4 Results and Discussion

Table 1 shows the result of the proposed approach using two different loss functions: a) \(L_2\) loss, and b) \(L_2\) loss + structured loss [3]. The \(R^2\) values for these two settings are 0.36 and 0.66, respectively. Similarly, (\(Err_\text {ED}\), \(Err_\text {ES}\)) for these two settings are (4.4, 4.7) and (3.7, 4.1), respectively. The baseline method [3] using CNN with the same setting produces the \(R^2\) score of 0.13, whereas the average absolute frame detection error for both ED and ES error is 6.3 and 7.3 in setting (a), and 6.4 and 7.3 in setting (b).

Results in Table 1 show that the proposed RRN method outperforms the baseline method in both settings with a large margin. The advantage of the proposed method lies in its ability to go deeper with 126 layers in ResNets compared to the shallow architecture in the baseline model (CNN). Furthermore, we note that performance of the proposed RRNs model improves with the use of structured loss with higher \(R^2\) score and lower frame detection error compared to the use of \(L_2\) loss only. This is due to fact that structured loss introduces a structured constraint in the loss function which helps with smoothing the predicted labels, thus increasing the overall accuracy. It is also important to note that \(R^2\) score of our proposed model is far better than that of baseline model (0.66 vs. 0.13), indicating that our approach is a better function approximation in the global context (with respect to assigning the correct label to individual frames). The method takes only 80 ms to characterise each cardiac cycle showing its efficiency in terms of computation cost. Figure. 4 shows some visual results of frame characterisation in a sequence of 30 frames as a function of labels represented in Eq. (1). In particular, Fig. 4(a and b) shows cases where the first frame in the sequence starts as an ED frame, and Fig. 4(c and d) shows cases where there is a shift in the location of the ED frame. Similarly, in Fig. 5, we also show one fairly accurate visual example of detection of ED and ES frames using the proposed method in the test set.

Table 1. Performance of the proposed and state-of-the-art methods on the test set.
Fig. 4.
figure 4

Label approximation of the proposed method (blue) plotted against the ground-truth labels (red) on some sample cases, where the ES and ED frames (denoted by rectangular boxes) are correctly identified within an error margin of 3 to 4 frames. (Color figure online)

Fig. 5.
figure 5

A sample echo cine, consisting of 30 frames, alongside its ECG signal.
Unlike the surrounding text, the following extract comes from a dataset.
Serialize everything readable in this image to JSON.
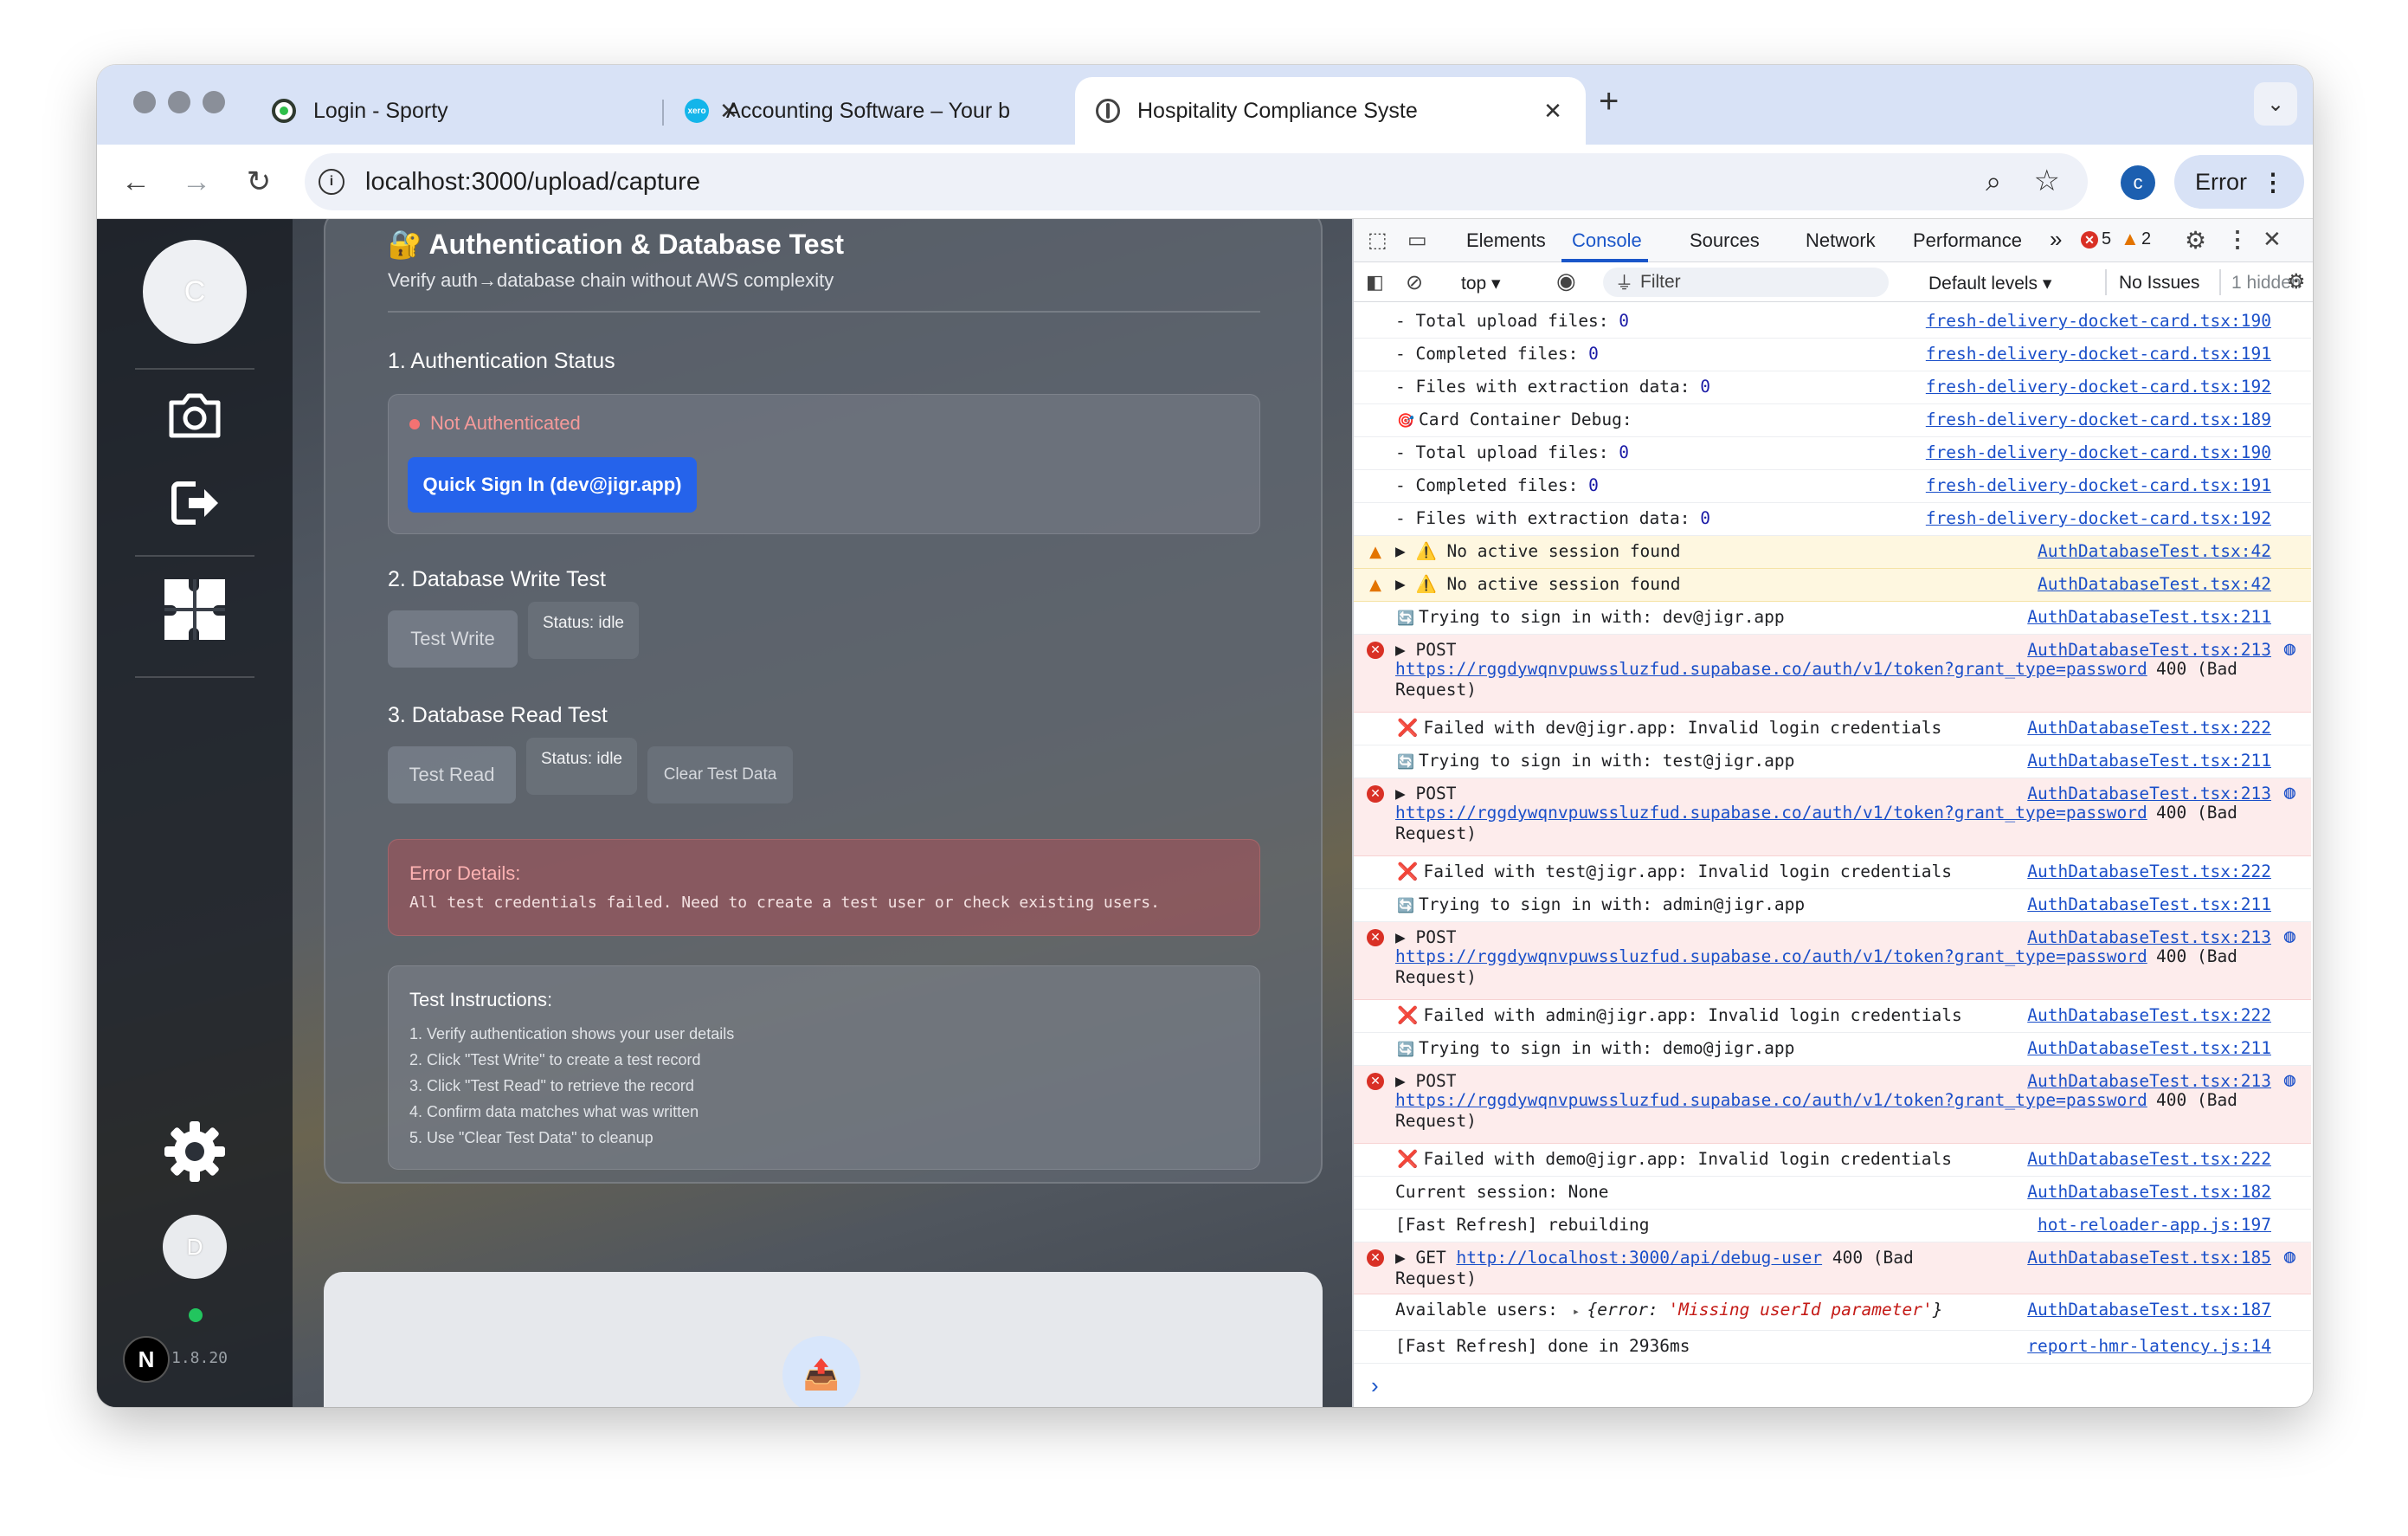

The results of the proposed method in terms of ED and ES frame detection are demonstrated and compared with their ground-truth labels.
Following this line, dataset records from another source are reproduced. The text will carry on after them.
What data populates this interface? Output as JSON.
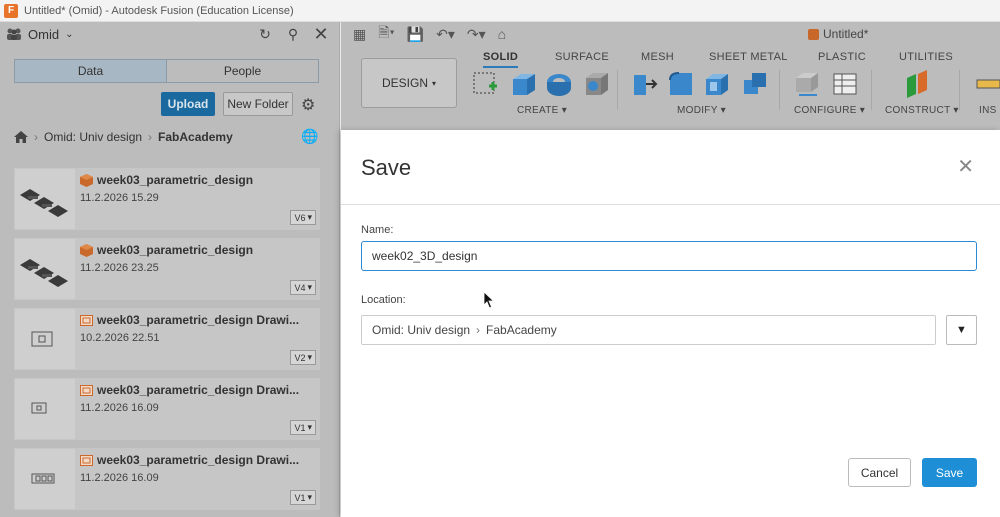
{
  "window": {
    "title": "Untitled* (Omid) - Autodesk Fusion (Education License)"
  },
  "data_panel": {
    "team": "Omid",
    "tabs": [
      "Data",
      "People"
    ],
    "upload_label": "Upload",
    "new_folder_label": "New Folder",
    "breadcrumb": [
      "Omid: Univ design",
      "FabAcademy"
    ],
    "files": [
      {
        "name": "week03_parametric_design",
        "date": "11.2.2026 15.29",
        "version": "V6",
        "type": "design"
      },
      {
        "name": "week03_parametric_design",
        "date": "11.2.2026 23.25",
        "version": "V4",
        "type": "design"
      },
      {
        "name": "week03_parametric_design Drawi...",
        "date": "10.2.2026 22.51",
        "version": "V2",
        "type": "drawing"
      },
      {
        "name": "week03_parametric_design Drawi...",
        "date": "11.2.2026 16.09",
        "version": "V1",
        "type": "drawing"
      },
      {
        "name": "week03_parametric_design Drawi...",
        "date": "11.2.2026 16.09",
        "version": "V1",
        "type": "drawing"
      }
    ]
  },
  "document_tab": {
    "title": "Untitled*"
  },
  "ribbon": {
    "workspace_label": "DESIGN",
    "tabs": [
      "SOLID",
      "SURFACE",
      "MESH",
      "SHEET METAL",
      "PLASTIC",
      "UTILITIES"
    ],
    "active_tab": "SOLID",
    "groups": [
      "CREATE",
      "MODIFY",
      "CONFIGURE",
      "CONSTRUCT",
      "INS"
    ]
  },
  "dialog": {
    "title": "Save",
    "name_label": "Name:",
    "name_value": "week02_3D_design",
    "location_label": "Location:",
    "location_path": [
      "Omid: Univ design",
      "FabAcademy"
    ],
    "cancel_label": "Cancel",
    "save_label": "Save"
  },
  "colors": {
    "primary_button": "#1e8fd6",
    "input_focus_border": "#2a8ad4",
    "design_file_icon": "#e8732a",
    "overlay_dim": "#bcbcbc"
  }
}
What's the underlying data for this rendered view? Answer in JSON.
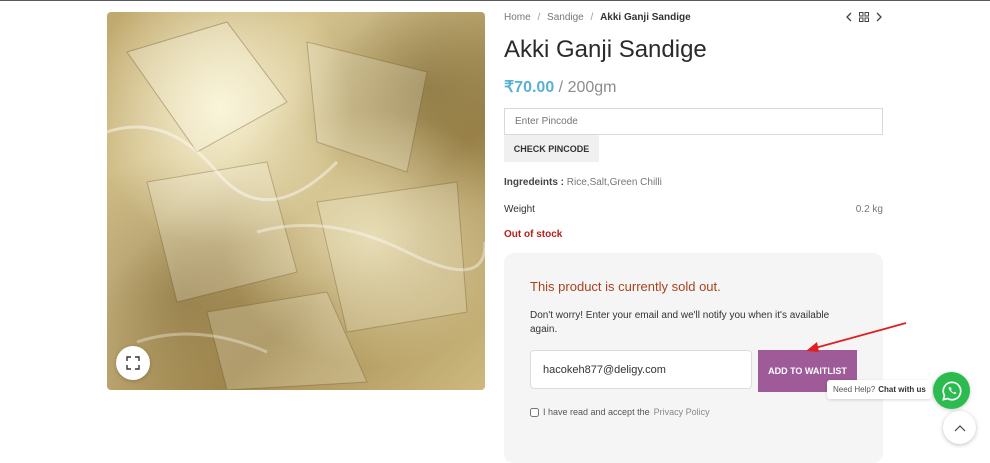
{
  "breadcrumb": {
    "home": "Home",
    "category": "Sandige",
    "current": "Akki Ganji Sandige",
    "sep": "/"
  },
  "nav": {
    "prev_icon": "chevron-left-icon",
    "grid_icon": "grid-icon",
    "next_icon": "chevron-right-icon"
  },
  "product": {
    "title": "Akki Ganji Sandige",
    "price": "₹70.00",
    "unit": "/ 200gm",
    "ingredients_label": "Ingredeints :",
    "ingredients_value": "Rice,Salt,Green Chilli",
    "weight_label": "Weight",
    "weight_value": "0.2 kg",
    "stock_status": "Out of stock"
  },
  "pincode": {
    "placeholder": "Enter Pincode",
    "button": "CHECK PINCODE"
  },
  "waitlist": {
    "title": "This product is currently sold out.",
    "description": "Don't worry! Enter your email and we'll notify you when it's available again.",
    "email_value": "hacokeh877@deligy.com",
    "button": "ADD TO WAITLIST",
    "agree_text": "I have read and accept the",
    "agree_link": "Privacy Policy"
  },
  "chat": {
    "help_text": "Need Help?",
    "chat_link": "Chat with us"
  },
  "colors": {
    "price": "#5ab1d6",
    "stock": "#b2231a",
    "waitlist_button": "#9e5b97",
    "whatsapp": "#2cbb4f",
    "annotation_arrow": "#e02020"
  }
}
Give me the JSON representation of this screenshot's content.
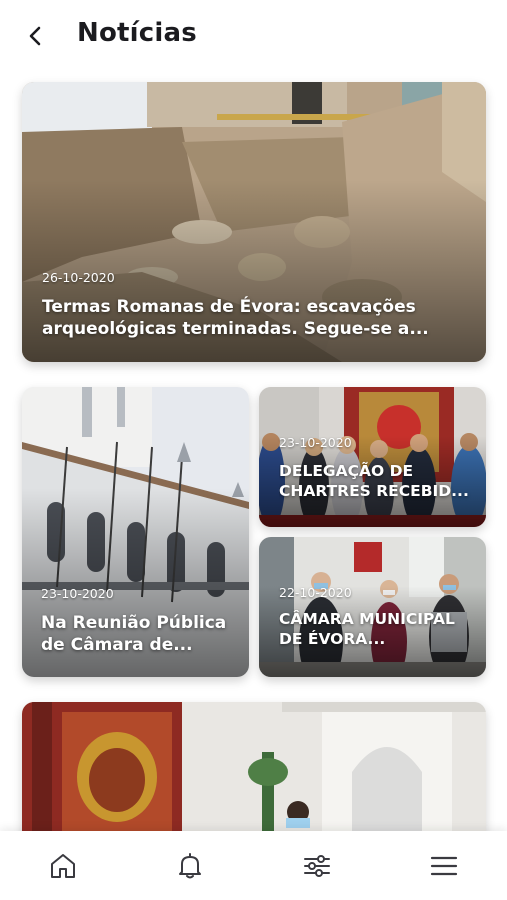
{
  "header": {
    "back_icon": "chevron-left-icon",
    "title": "Notícias"
  },
  "news": [
    {
      "date": "26-10-2020",
      "title": "Termas Romanas de Évora: escavações arqueológicas terminadas. Segue-se a..."
    },
    {
      "date": "23-10-2020",
      "title": "Na Reunião Pública de Câmara de..."
    },
    {
      "date": "23-10-2020",
      "title": "DELEGAÇÃO DE CHARTRES RECEBID..."
    },
    {
      "date": "22-10-2020",
      "title": "CÂMARA MUNICIPAL DE ÉVORA..."
    }
  ],
  "tabbar": {
    "items": [
      "home-icon",
      "bell-icon",
      "sliders-icon",
      "menu-icon"
    ]
  },
  "colors": {
    "title": "#1b1b1f",
    "icon": "#3a3a40"
  }
}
5 Conclusion and Future Works

In this paper, we proposed a deep residual recurrent neural net (RRN) for automated identification of cardiac cycle phases (ED and ES) from echocardiograms. We also showed that the proposed method produces results that outperform a baseline method using CNN with a large margin in detecting ED and ES frames. We achieved the \(R^2\) score of 0.66 and the average absolute frame detection error of 3.7 and 4.1 for ED and ES, respectively. Our results suggest that the method has the potential to be used in clinical setting and is robust to all sorts of the pathological condition of the patient. In future, we plan to use the method as a pre-processing step for assessing several cardiac function parameters, including the ejection fraction.